There are many different ways your name can be immortalised: be the first to climb Everest or the second to reach the South Pole; write Hamlet or create Harry Potter; conquer the world like Alexander or defend it like Churchill; put your name on a pen like Biro or on a vacuum cleaner like Dyson. The last route is highly effective but, in time, It will be the object (rather than its inventor that remains known) – just ask Jules Léotard, Rudolf Diesel, Henry Shrapnel, Domenico de Comma, Amelia Jenks Bloomer (the undergarments, not the loaf) or James Thomas Brudenell, seventh earl of Cardigan. And so it is in the horticultural world where thousands of new discoveries and promising hybrids are named after people every year….
Which brings us to one of my favourite lavenders, Lavender Richard Gray (Lavandula × Chaytoriae ‘Richard Gray’).
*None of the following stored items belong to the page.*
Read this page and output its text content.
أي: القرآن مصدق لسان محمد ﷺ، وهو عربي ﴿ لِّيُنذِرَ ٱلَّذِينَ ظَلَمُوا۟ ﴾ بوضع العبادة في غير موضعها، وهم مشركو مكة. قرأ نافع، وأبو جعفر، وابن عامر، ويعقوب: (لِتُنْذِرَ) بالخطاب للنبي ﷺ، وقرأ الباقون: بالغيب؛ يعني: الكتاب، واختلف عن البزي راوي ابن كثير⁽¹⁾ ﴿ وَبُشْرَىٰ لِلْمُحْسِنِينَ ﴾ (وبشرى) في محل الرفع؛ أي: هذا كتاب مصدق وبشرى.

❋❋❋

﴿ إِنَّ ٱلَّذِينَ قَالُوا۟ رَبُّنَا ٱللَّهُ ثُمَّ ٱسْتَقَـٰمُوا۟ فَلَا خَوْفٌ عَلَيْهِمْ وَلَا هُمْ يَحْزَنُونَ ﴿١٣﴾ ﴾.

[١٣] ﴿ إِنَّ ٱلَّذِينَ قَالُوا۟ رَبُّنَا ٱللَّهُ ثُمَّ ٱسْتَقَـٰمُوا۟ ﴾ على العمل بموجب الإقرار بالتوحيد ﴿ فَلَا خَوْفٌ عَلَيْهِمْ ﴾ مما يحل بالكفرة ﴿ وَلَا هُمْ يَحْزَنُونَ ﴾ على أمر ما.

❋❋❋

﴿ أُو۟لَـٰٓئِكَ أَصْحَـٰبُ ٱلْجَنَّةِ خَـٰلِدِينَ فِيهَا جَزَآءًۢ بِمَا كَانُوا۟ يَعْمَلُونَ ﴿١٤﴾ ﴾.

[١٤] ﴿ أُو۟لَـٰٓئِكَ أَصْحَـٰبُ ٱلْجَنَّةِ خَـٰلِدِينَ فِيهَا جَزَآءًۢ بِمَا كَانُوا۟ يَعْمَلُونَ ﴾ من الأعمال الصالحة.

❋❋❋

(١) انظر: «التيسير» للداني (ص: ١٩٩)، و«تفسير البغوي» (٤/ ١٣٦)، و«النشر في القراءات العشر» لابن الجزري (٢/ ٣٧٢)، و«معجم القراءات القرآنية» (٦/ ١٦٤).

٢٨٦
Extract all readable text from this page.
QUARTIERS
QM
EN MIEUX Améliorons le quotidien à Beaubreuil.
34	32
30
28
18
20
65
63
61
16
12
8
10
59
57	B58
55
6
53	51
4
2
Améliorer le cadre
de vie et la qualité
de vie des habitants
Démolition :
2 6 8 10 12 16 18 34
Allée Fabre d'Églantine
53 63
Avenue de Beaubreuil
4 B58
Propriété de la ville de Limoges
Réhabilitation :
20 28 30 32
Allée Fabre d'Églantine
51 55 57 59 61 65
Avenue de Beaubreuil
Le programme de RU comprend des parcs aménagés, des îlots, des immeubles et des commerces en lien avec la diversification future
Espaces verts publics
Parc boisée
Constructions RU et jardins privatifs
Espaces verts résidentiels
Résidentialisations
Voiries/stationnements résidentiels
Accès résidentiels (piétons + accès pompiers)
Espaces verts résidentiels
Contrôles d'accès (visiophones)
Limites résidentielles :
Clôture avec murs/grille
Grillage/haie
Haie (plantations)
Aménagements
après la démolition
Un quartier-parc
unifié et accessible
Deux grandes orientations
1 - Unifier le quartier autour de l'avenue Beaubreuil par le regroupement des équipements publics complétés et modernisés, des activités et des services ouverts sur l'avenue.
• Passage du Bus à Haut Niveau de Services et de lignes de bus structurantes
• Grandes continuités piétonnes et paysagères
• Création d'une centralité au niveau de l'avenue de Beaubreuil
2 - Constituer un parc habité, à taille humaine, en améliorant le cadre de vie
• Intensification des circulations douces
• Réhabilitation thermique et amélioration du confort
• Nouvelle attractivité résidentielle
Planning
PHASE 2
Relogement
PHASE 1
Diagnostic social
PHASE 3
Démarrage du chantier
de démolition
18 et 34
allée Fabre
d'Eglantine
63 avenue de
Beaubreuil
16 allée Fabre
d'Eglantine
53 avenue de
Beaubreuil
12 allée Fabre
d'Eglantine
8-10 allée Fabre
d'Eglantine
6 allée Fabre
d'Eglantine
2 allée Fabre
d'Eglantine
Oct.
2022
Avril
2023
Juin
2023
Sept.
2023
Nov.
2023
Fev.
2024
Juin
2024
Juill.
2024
The Chaytorae is in honour of Dorothy Chaytor who wrote a famous monograph on lavender in 1937 – but who, then, is Richard Gray? For the answer we must go back to the mid 1980s and to the Alpine and Herbaceous Department at the Royal Botanic Gardens Kew…
One of the standard approaches of plant breeders is to cross a strong, reliable variety with one that offers a more striking characteristic in the hope of getting the best of both worlds. And so several breeders – including the team at Kew – were crossing the ever- trustworthy Lavandula Angustifolia (English Lavender) with Lavandula Lanata (Woolly Lavender), a shrubby native of southern Spain, renowned for the silver hairs on its leaves.
The Assistant Curator (and Chelsea Judge), Brian Halliwell, noticed that one of the hybrid lavender seedlings he and his colleagues had germinated displayed characteristics unlike a typical  Lavandula Lanata. The seedling was isolated and nurtured to adulthood when its early promise was fulfilled. Brian then named this distinctive new lavender after a member of the horticultural staff, Richard Gray. Perhaps he was inspired by the name: ‘Gray’ for its‘grey’ foliage. Since leaving Kew, Richard has slipped from view, but, thanks to the generosity of his then boss, he has achieved horticultural immortality.